Der durch die Pandemie bedingte Wegfall der physischen Events hatte das Eventgeschäft 2020 um mehr als die Hälfte einbrechen lassen. Dies sah in 2021 deutlich anders aus: Mit Veranstaltungen und Events generierten Fachmedienunternehmen im vergangenen Jahr 0,48 Milliarden Euro (+ 40,4 %). Allerdings liegen die Erlöse aus diesem Geschäftsfeld immer noch deutlich unter dem Vor-Corona-Jahr 2019 (0,70 Mrd. Euro). Der Anteil am Gesamtumsatz ist entsprechend des Wachstums wieder auf 6,0 Prozent gestiegen.
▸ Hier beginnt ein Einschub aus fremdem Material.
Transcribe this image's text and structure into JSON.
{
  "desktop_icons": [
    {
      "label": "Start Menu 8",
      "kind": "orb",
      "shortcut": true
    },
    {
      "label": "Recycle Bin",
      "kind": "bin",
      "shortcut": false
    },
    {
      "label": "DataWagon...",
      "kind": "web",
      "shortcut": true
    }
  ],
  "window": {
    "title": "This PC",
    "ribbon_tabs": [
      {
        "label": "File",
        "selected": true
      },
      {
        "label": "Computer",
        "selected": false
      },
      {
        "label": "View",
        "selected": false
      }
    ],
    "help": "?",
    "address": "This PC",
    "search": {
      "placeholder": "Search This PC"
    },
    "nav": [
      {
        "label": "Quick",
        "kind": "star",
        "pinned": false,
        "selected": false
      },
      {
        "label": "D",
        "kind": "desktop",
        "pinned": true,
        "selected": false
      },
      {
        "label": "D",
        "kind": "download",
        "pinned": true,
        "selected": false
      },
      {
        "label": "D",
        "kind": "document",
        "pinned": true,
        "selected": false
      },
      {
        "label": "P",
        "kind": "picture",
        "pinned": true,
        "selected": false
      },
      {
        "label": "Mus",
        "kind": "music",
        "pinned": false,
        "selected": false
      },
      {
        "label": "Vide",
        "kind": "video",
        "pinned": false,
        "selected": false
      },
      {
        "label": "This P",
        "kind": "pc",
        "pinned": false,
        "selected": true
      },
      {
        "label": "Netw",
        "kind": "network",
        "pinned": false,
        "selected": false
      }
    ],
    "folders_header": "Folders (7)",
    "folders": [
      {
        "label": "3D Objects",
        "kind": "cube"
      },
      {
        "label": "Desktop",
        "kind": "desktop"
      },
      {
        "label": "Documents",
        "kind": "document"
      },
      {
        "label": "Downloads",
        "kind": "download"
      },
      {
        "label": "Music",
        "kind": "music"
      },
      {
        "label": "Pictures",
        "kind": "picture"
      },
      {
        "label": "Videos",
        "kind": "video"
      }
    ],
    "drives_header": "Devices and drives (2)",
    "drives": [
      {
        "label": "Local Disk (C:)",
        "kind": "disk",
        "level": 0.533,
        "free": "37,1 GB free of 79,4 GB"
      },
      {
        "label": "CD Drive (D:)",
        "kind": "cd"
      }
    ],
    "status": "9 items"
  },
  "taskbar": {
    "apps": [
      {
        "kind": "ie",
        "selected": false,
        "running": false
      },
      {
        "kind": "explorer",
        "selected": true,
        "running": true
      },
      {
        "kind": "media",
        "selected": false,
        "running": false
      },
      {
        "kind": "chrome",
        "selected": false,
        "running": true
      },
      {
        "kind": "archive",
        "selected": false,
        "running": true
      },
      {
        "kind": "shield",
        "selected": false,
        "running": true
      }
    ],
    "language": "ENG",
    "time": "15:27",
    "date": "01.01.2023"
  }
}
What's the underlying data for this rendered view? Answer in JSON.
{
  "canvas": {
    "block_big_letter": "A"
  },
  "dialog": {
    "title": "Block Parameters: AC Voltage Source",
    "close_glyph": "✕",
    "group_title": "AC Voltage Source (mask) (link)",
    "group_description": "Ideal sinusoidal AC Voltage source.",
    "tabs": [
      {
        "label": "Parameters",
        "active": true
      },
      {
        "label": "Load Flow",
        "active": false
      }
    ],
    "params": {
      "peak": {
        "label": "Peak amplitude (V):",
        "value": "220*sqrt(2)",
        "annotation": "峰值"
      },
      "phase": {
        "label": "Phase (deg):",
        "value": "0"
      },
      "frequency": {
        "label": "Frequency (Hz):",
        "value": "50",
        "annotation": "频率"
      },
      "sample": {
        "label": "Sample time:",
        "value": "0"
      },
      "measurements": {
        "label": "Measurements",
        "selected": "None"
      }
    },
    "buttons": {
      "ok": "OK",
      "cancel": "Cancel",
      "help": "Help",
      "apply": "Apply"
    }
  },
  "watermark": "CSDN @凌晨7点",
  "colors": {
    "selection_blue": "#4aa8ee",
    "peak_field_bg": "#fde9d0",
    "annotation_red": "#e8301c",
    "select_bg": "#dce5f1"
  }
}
Wertschätzung für Fachinformationen

Die Fachmedienanbieter erwarten im laufenden Jahr einen gleichbleibenden (45%) oder erhöhten Personalbedarf (45%) und 61 Prozent planen das mobile Arbeiten auszuweiten. Über 80 Prozent der befragten Unternehmen gehen davon aus, dass 2022 der Themenbereich Nachhaltigkeit viel oder sehr viel an Bedeutung für die Geschäftstätigkeit gewinnen wird. Die Wertschätzung bei Leser:innen und Nutzer:innen für verlässliche Fachinformationen hat auch im zweiten Coronajahr weiter zugenommen. Über 50 Prozent der Fachmedienanbieter haben 2021 eine weiterhin gestiegene Wertschätzung für Fachinformationen beobachtet.

Hier gibt es die vollständigen Ergebnisse der Fachpresse-Statistik 2021 (PDF-Download)

Die Fachpresse Statistik 2021 beruht auf einer Marktschätzung und einer Online Befragung der Mitglieder der Deutschen Fachpresse im Zeitraum von Februar bis März 2022.